Czynnikiem rozwoju i sukcesu przedsiębiorstw produkujących meble w Polsce jest wyraźnie widoczny od dawna trend polegający na inwestowaniu w innowacje z zakresu IT, w najnowocześniejsze technologie i urządzenia. Kolejne fale spowolnienia i konieczność optymalizacji kosztów winduje wydajność polskich firm. Produkcja i eksport rosną z roku na rok, a zatrudnienie spada od blisko 4 lat. Wszystko dzięki lepszej organizacji, automatyzacji, Internetu, itp. A jeśli nawet specyfika produkowanego mebla wymaga zastosowania tradycyjnych technologii, to są one realizowane przy użyciu systematycznie unowocześnianych maszyn, urządzeń i nowoczesnych systemów organizacji pracy. Wykorzystywane w polskich firmach komputerowe systemy sterowania produkcją już od dawna uwzględniają kontrolę maszyn z poziomu internetu. Zdalnie można wykonać diagnostykę urządzenia, wygenerować raporty czy przeprogramować urządzenie. Wiele firm pracuje od dawna wykorzystując zintegrowane aplikacje pozwalające na efektywne wykonanie zadania od momentu przyjęcia zamówienia poprzez stworzenie projektu, instrukcji montażu, przygotowanie produkcji, nadzoru nad produkcją, optymalizację zużycia materiałów, magazynowaniem i ekspedycją, a także procedurami serwisowymi. Powszechne u polskich producentów urządzenia numeryczne wraz z nowoczesnym oprogramowaniem wykorzystywane do produkcji mebli dają gwarancję precyzyjnego ich wykonania i racjonalnego wykorzystania materiałów.
Oprócz rodzimych producentów nowoczesnych urządzeń, swoje maszyny dostarczają polskim firmom światowi liderzy w obróbce drewna i produkcji mebli, między innymi grupa Homag, grupa Weinig, SCM i inni. Zakupione przez polskich producentów za granicą maszyny, urządzenia i narzędzia do produkcji mebli i obróbki drewna według danych Eurostat w 95% pochodzą od producentów europejskich: niemieckich (46%), włoskich (21%), austriackich (6%), belgijskich (3%).
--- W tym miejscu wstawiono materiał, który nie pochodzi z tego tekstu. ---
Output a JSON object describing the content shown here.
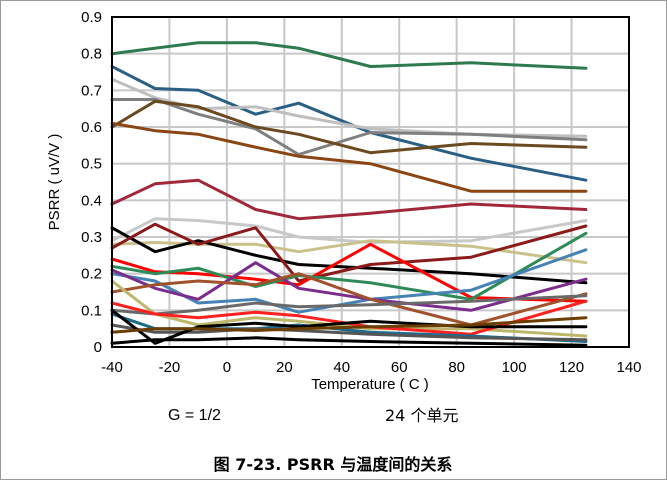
{
  "chart_data": {
    "type": "line",
    "xlabel": "Temperature ( C )",
    "ylabel": "PSRR ( uV/V )",
    "xlim": [
      -40,
      140
    ],
    "ylim": [
      0,
      0.9
    ],
    "x_ticks": [
      "-40",
      "-20",
      "0",
      "20",
      "40",
      "60",
      "80",
      "100",
      "120",
      "140"
    ],
    "y_ticks": [
      "0",
      "0.1",
      "0.2",
      "0.3",
      "0.4",
      "0.5",
      "0.6",
      "0.7",
      "0.8",
      "0.9"
    ],
    "grid": true,
    "annotations": {
      "gain": "G = 1/2",
      "units": "24 个单元"
    },
    "caption": "图 7-23. PSRR 与温度间的关系",
    "series": [
      {
        "color": "#2e7a4e",
        "x": [
          -40,
          -10,
          10,
          25,
          50,
          85,
          125
        ],
        "y": [
          0.8,
          0.83,
          0.83,
          0.815,
          0.765,
          0.775,
          0.76
        ]
      },
      {
        "color": "#2a5f84",
        "x": [
          -40,
          -25,
          -10,
          10,
          25,
          50,
          85,
          125
        ],
        "y": [
          0.765,
          0.705,
          0.7,
          0.635,
          0.665,
          0.585,
          0.515,
          0.455
        ]
      },
      {
        "color": "#bfbfbf",
        "x": [
          -40,
          -25,
          -10,
          10,
          25,
          50,
          85,
          125
        ],
        "y": [
          0.73,
          0.68,
          0.65,
          0.655,
          0.63,
          0.595,
          0.58,
          0.575
        ]
      },
      {
        "color": "#7f7f7f",
        "x": [
          -40,
          -25,
          -10,
          10,
          25,
          50,
          85,
          125
        ],
        "y": [
          0.675,
          0.675,
          0.635,
          0.595,
          0.525,
          0.585,
          0.58,
          0.565
        ]
      },
      {
        "color": "#6b4a22",
        "x": [
          -40,
          -25,
          -10,
          10,
          25,
          50,
          85,
          125
        ],
        "y": [
          0.6,
          0.67,
          0.655,
          0.6,
          0.58,
          0.53,
          0.555,
          0.545
        ]
      },
      {
        "color": "#8b4513",
        "x": [
          -40,
          -25,
          -10,
          10,
          25,
          50,
          85,
          125
        ],
        "y": [
          0.61,
          0.59,
          0.58,
          0.545,
          0.52,
          0.5,
          0.425,
          0.425
        ]
      },
      {
        "color": "#a0283a",
        "x": [
          -40,
          -25,
          -10,
          10,
          25,
          50,
          85,
          125
        ],
        "y": [
          0.39,
          0.445,
          0.455,
          0.375,
          0.35,
          0.365,
          0.39,
          0.375
        ]
      },
      {
        "color": "#c8c8c8",
        "x": [
          -40,
          -25,
          -10,
          10,
          25,
          50,
          85,
          125
        ],
        "y": [
          0.29,
          0.35,
          0.345,
          0.33,
          0.3,
          0.285,
          0.29,
          0.345
        ]
      },
      {
        "color": "#c9c08a",
        "x": [
          -40,
          -25,
          -10,
          10,
          25,
          50,
          85,
          125
        ],
        "y": [
          0.28,
          0.285,
          0.28,
          0.28,
          0.26,
          0.29,
          0.275,
          0.23
        ]
      },
      {
        "color": "#000000",
        "x": [
          -40,
          -25,
          -10,
          10,
          25,
          50,
          85,
          125
        ],
        "y": [
          0.325,
          0.26,
          0.29,
          0.25,
          0.225,
          0.215,
          0.2,
          0.175
        ]
      },
      {
        "color": "#8b1a1a",
        "x": [
          -40,
          -25,
          -10,
          10,
          25,
          50,
          85,
          125
        ],
        "y": [
          0.27,
          0.335,
          0.28,
          0.325,
          0.18,
          0.225,
          0.245,
          0.33
        ]
      },
      {
        "color": "#ff0000",
        "x": [
          -40,
          -25,
          -10,
          10,
          25,
          50,
          85,
          125
        ],
        "y": [
          0.24,
          0.205,
          0.2,
          0.185,
          0.17,
          0.28,
          0.135,
          0.125
        ]
      },
      {
        "color": "#2e8b57",
        "x": [
          -40,
          -25,
          -10,
          10,
          25,
          50,
          85,
          125
        ],
        "y": [
          0.22,
          0.2,
          0.215,
          0.165,
          0.195,
          0.175,
          0.13,
          0.31
        ]
      },
      {
        "color": "#4682b4",
        "x": [
          -40,
          -25,
          -10,
          10,
          25,
          50,
          85,
          125
        ],
        "y": [
          0.2,
          0.18,
          0.12,
          0.13,
          0.095,
          0.13,
          0.155,
          0.265
        ]
      },
      {
        "color": "#7b2d8b",
        "x": [
          -40,
          -25,
          -10,
          10,
          25,
          50,
          85,
          125
        ],
        "y": [
          0.21,
          0.16,
          0.13,
          0.23,
          0.16,
          0.13,
          0.1,
          0.185
        ]
      },
      {
        "color": "#a0522d",
        "x": [
          -40,
          -25,
          -10,
          10,
          25,
          50,
          85,
          125
        ],
        "y": [
          0.15,
          0.17,
          0.18,
          0.17,
          0.2,
          0.13,
          0.06,
          0.145
        ]
      },
      {
        "color": "#696969",
        "x": [
          -40,
          -25,
          -10,
          10,
          25,
          50,
          85,
          125
        ],
        "y": [
          0.1,
          0.09,
          0.1,
          0.12,
          0.11,
          0.115,
          0.125,
          0.14
        ]
      },
      {
        "color": "#bdb76b",
        "x": [
          -40,
          -25,
          -10,
          10,
          25,
          50,
          85,
          125
        ],
        "y": [
          0.18,
          0.09,
          0.06,
          0.08,
          0.07,
          0.05,
          0.05,
          0.03
        ]
      },
      {
        "color": "#ff2020",
        "x": [
          -40,
          -25,
          -10,
          10,
          25,
          50,
          85,
          125
        ],
        "y": [
          0.12,
          0.09,
          0.08,
          0.095,
          0.085,
          0.055,
          0.035,
          0.125
        ]
      },
      {
        "color": "#1e6a8c",
        "x": [
          -40,
          -25,
          -10,
          10,
          25,
          50,
          85,
          125
        ],
        "y": [
          0.09,
          0.05,
          0.05,
          0.05,
          0.06,
          0.04,
          0.03,
          0.015
        ]
      },
      {
        "color": "#555555",
        "x": [
          -40,
          -25,
          -10,
          10,
          25,
          50,
          85,
          125
        ],
        "y": [
          0.06,
          0.04,
          0.04,
          0.05,
          0.045,
          0.035,
          0.025,
          0.02
        ]
      },
      {
        "color": "#000000",
        "x": [
          -40,
          -25,
          -10,
          10,
          25,
          50,
          85,
          125
        ],
        "y": [
          0.1,
          0.01,
          0.055,
          0.065,
          0.055,
          0.07,
          0.055,
          0.055
        ]
      },
      {
        "color": "#000000",
        "x": [
          -40,
          -25,
          -10,
          10,
          25,
          50,
          85,
          125
        ],
        "y": [
          0.01,
          0.02,
          0.02,
          0.025,
          0.02,
          0.015,
          0.01,
          0.005
        ]
      },
      {
        "color": "#6b3e00",
        "x": [
          -40,
          -25,
          -10,
          10,
          25,
          50,
          85,
          125
        ],
        "y": [
          0.04,
          0.05,
          0.05,
          0.045,
          0.05,
          0.055,
          0.06,
          0.08
        ]
      }
    ]
  }
}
Nowoczesność technologiczna, o której tu dużo napisałem ma jednak swoją pułapkę. Dysponowanie najnowocześniejszym parkiem maszynowym dziś nie gwarantuje sukcesu, ponieważ mogą mieć go wszyscy. Spowszedniała nowoczesność nakazuje ponownie przemyśleć, na czym budować przewagi i wartość dodaną.
Chciałbym dziś wspomnieć śp. dr Bogusława Kwarciaka, który odszedł przedwcześnie rok temu. To z nim i jego żoną Krystyną wspólnie tworzyliśmy teksty do branżowego katalogu promującego polską branżę meblarską za granicą. Na bazie tych tekstów powstaje cykl felietonów o atutach polskiego meblarstwa. Cześć jego pamięci!